The World Bank expects a surge in the number of people being forced to move out of their homes as it ramps up funding for new infrastructure projects in the developing world.
Some three million people in developing countries are directly affected by active World Bank-funded projects, with almost 500,000 of them forced to relocate their homes, the Financial Times reported, citing the bank’s president Jim Yong Kim.
Speaking to reporters on Wednesday, Kim warned that the number would rise significantly as the bank seeks to meet a “dramatic increase” in requests for help to fund dams and other infrastructure projects in developing countries.

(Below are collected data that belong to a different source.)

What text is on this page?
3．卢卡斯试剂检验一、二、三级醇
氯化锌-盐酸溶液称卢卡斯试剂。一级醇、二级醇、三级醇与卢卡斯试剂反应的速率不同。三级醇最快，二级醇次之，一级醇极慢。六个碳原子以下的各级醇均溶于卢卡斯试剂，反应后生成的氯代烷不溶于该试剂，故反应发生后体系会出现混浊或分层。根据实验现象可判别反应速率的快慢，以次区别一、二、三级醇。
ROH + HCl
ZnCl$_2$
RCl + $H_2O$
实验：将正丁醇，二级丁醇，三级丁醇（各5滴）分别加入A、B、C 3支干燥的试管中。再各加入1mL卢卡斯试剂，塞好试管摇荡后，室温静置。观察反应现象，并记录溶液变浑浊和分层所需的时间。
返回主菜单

Kim calls it an unavoidable reality. “This happens in every single country in the world … Every highway or dam requires use of eminent domain,” he said.
According to the bank, developing countries must spend US$1 trillion a year on infrastructure through to 2020 to maintain current growth rates and meet demand.
An internal review of the bank’s current policies — completed in June but kept private until Wednesday — found that people forced to leave their homes as a result of projects it funded received too little compensation too late and faced significant delays in being provided permanent homes, the newspaper said.
It also found that the bank did not do enough to make sure its resettlement policies were actually followed and to monitor what happened to the resettled communities.
“We took a hard look at ourselves on resettlement and what we found caused me deep concern,” Kim was quoted as saying.
Meanwhile, the World Bank is facing competition to fund major infrastructure projects from China and its own development bank, the report said.
China is also supporting an Asian infrastructure bank and a New Development Bank which will pose further competition with the World Bank.